Entre deux Quickly

Récital - Paris (Bastille)

Par Christian Peter | jeu 07 Mars 2013 | Imprimer
 
Entre deux représentations de Falstaff où elle triomphe actuellement en Mrs Quickly, Marie-Nicole Lemieux a offert au public de l’amphithéâtre de l’Opéra Bastille un récital dont le programme à la fois original et ambitieux était axé sur des mélodies composées au tournant du vingtième siècle, que l’on a peu souvent l’occasion d’entendre au concert. Honneur aux femmes, en cette veille du 8 mars : la première partie fait une large place à la compositrice Alma Malher avec six des quatorze Lieder qu’elle a laissés à la postérité. Elève de Zemlinsky et fille d’un peintre de renom, Alma Schindler avait épousé Gustav Mahler en premières noces mais dans son œuvre, ce sont surtout les influences de Brahms et de Wagner que l’on peut déceler. Wagner dont l’influence est également perceptible dans les pages des trois autres musiciens de ce programme.

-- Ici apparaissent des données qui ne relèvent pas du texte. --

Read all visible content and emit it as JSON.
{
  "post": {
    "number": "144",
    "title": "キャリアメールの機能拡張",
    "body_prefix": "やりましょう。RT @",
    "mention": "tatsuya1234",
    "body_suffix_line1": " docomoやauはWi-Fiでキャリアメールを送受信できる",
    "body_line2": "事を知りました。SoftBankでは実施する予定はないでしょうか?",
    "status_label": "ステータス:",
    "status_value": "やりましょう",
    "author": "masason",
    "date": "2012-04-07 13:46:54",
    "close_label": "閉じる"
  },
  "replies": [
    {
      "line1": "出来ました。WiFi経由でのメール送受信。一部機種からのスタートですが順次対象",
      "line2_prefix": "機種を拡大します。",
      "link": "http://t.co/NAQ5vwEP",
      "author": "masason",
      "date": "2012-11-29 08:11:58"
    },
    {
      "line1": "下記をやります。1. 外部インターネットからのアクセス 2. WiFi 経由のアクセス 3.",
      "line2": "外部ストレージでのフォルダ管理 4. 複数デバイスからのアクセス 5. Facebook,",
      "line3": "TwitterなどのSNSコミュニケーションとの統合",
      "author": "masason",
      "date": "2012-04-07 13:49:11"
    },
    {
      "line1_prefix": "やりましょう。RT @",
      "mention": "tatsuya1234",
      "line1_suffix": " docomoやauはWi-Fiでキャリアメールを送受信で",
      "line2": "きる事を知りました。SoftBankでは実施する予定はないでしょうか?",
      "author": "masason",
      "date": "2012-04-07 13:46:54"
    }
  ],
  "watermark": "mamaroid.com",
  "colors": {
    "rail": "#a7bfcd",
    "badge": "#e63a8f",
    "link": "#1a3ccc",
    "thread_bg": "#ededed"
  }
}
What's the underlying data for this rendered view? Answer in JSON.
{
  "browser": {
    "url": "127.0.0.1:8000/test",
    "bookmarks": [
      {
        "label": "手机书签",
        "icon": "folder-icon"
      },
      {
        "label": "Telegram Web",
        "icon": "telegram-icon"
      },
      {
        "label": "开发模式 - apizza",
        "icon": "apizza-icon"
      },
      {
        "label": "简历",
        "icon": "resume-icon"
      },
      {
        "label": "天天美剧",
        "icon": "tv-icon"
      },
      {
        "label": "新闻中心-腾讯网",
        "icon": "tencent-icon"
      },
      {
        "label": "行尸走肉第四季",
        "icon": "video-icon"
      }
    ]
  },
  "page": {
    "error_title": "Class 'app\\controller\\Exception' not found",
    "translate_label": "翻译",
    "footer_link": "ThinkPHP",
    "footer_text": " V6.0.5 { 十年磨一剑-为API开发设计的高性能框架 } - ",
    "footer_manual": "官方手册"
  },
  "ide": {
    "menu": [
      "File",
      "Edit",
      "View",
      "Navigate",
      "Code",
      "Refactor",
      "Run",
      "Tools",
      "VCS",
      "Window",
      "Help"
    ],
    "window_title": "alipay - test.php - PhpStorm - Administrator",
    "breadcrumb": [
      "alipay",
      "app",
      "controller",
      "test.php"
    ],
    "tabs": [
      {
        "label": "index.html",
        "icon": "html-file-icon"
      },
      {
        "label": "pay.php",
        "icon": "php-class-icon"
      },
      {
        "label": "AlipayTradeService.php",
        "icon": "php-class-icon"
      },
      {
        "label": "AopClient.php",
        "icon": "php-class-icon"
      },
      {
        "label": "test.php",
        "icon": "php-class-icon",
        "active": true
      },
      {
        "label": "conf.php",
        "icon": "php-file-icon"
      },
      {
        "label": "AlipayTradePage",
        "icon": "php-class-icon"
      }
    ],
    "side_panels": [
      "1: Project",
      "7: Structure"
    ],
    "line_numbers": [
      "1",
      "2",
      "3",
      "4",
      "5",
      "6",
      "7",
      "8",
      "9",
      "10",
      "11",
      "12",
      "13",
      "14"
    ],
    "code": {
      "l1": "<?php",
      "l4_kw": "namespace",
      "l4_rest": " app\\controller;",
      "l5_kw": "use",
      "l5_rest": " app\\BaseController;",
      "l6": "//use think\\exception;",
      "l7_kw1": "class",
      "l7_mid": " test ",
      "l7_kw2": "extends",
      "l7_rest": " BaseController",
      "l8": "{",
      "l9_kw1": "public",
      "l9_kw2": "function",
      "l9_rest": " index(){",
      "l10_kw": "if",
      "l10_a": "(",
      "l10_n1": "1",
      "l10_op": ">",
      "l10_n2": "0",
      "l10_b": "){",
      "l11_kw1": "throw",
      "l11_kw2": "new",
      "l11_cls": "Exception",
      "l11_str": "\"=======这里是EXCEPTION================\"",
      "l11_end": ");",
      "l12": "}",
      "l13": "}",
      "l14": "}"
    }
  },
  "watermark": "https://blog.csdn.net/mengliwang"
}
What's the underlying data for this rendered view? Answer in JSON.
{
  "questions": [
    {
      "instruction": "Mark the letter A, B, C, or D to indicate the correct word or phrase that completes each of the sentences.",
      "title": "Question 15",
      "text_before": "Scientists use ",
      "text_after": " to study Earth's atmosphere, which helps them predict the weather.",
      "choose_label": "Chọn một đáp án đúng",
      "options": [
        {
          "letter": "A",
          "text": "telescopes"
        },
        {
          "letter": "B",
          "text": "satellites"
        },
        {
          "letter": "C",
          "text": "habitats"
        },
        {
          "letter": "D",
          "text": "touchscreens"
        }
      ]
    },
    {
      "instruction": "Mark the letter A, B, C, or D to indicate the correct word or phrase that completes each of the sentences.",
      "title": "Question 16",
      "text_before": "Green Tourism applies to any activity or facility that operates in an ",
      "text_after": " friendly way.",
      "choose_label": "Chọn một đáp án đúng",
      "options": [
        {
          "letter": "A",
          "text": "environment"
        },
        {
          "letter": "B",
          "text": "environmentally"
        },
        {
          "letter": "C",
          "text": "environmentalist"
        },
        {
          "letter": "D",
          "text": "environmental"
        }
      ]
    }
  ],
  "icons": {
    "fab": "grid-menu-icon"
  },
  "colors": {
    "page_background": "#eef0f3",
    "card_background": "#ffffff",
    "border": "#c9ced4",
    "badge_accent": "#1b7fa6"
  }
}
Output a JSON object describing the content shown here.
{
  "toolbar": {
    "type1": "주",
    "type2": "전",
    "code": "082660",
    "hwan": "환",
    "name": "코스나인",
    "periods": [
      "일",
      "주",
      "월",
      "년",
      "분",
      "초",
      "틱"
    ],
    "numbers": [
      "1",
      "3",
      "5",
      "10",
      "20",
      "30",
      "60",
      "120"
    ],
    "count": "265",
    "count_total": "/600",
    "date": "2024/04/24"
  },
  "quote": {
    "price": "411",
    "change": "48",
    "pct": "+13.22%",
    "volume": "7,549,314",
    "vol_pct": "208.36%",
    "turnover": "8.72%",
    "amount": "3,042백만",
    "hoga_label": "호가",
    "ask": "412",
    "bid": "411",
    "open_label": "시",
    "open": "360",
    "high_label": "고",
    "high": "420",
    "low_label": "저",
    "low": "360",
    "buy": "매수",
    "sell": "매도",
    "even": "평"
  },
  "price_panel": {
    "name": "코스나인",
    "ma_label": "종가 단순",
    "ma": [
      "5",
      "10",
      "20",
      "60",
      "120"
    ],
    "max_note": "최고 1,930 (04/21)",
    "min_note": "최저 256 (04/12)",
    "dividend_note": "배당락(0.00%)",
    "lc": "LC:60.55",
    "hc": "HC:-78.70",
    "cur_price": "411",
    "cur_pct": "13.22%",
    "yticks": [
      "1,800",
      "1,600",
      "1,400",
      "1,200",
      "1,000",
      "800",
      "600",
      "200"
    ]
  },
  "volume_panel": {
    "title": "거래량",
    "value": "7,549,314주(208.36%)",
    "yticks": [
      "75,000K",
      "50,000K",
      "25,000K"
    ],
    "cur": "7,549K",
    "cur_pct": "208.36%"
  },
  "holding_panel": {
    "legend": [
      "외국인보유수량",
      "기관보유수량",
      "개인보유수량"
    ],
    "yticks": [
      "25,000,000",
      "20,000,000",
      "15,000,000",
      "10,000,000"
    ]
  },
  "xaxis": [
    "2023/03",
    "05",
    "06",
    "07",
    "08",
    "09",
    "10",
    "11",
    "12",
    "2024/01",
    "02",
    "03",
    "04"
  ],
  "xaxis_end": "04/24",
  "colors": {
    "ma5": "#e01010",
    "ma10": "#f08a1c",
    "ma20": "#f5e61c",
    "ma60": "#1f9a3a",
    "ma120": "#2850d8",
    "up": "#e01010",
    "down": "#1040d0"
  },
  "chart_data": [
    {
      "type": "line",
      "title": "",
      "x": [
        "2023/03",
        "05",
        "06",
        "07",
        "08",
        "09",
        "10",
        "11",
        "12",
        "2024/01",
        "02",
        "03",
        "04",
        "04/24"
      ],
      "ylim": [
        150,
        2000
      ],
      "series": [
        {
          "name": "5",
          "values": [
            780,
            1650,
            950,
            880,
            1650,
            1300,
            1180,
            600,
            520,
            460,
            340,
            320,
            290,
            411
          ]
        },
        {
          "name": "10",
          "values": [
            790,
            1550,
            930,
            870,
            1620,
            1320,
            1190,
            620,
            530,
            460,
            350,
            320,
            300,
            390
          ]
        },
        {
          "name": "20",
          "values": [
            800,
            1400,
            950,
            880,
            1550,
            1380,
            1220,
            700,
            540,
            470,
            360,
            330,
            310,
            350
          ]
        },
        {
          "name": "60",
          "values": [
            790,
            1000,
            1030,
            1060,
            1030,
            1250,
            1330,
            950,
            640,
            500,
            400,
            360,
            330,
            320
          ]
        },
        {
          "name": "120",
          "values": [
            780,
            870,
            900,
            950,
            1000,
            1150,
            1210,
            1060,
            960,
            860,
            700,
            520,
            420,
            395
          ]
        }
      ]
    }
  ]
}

Très élégante dans une superbe robe bleu nuit ornementée de strass, Marie-Nicole Lemieux, visiblement amincie, s’avance nu pieds sur la scène. Entre deux fous rires, elle explique au public qu’elle a oublié ses chaussures à son hôtel avant d’attaquer sans transition « Die stille Stadt », avec une voix percutante qui emplit soudain tout l’amphithéâtre. Cueillie à froid, la cantatrice semble avoir du mal à contrôler ses grands moyens. De fait, elle donne de ces Lieder une interprétation « musclée » sans pour autant occulter les différents affects qu’elle est censée exprimer. Pourtant l’on aurait souhaité davantage d’abandon dans « Bei dir ist es traut » ou de mélancolie dans « Der Erkennende » dont l’aigu forte sur le mot « mein » sonne comme un cri. En revanche, les premiers vers de« Erntelied » mettent en valeur le somptueux registre grave de la contralto. Après avoir donné une bouleversante interprétation de l’adagio pour cordes de Guillaume Lekeu, le Quatuor Psophos se joint à Daniel Blumenthal pour conclure cette partie avec « La Chanson perpétuelle » d’Ernest Chausson, dans sa version pour voix, piano et quatuor à cordes, dont Marie Nicole Lemieux offre une vision extravertie qui culmine sur un aigu triomphant.
La seconde partie s’ouvre sur les superbes Sea Pictures d’Edward Elgar dont Janet Baker a gravé jadis une belle version avec orchestre, sous la direction de Sir John Barbirolli. Marie-Nicole Lemieux qui semble avoir retrouvé le contrôle de sa voix, en livre une interprétation à la fois sensible et nuancée, portée par l’accompagnement subtil de Daniel Blumenthal. On apprécie les délicates demi-teintes que la cantatrice propose dans « Sea slumber song », la mélancolie dont son timbre parvient à nimber l’élégiaque « In haven », la légèreté avec laquelle elle décrit le « Sabbath morning at sea », et la rondeur retrouvée de son aigu à la fin de « The swimmer ». Une grande réussite à laquelle contribue la complicité évidente qui unit depuis de nombreuse années la contralto à son pianiste.
Suivent trois mélodies de Guillaume Lekeu avec, pour deux d’entre elles, la participation de l’excellent Quatuor Psophos. Le climat mortifère de « Sur une tombe » contraste avec le rythme guilleret de « Ronde » : dans cette mélodie, qui n’est pas sans évoquer une comptine, la cantatrice parvient à alléger sa voix jusqu’à lui donner des sonorités enfantines. Enfin « Nocturne » avec ses couleurs crépusculaires, vient conclure en beauté cet excellent programme.
En bis, «L’ Heure exquise » précède une splendide « Invitation au voyage », l’un des chevaux de bataille de Marie-Nicole Lemieux qui décide ensuite de redonner le « Nocturne » de Lekeu, permettant ainsi au quatuor Psophos de partager avec elle et Daniel Blumenthal, l’ovation finale.
Ce concert est diffusé sur France Musique le jeudi 14 mars de 14h à 16h dans le cadre d'une journée spéciale Marie-Nicole Lemieux (plus d'informations).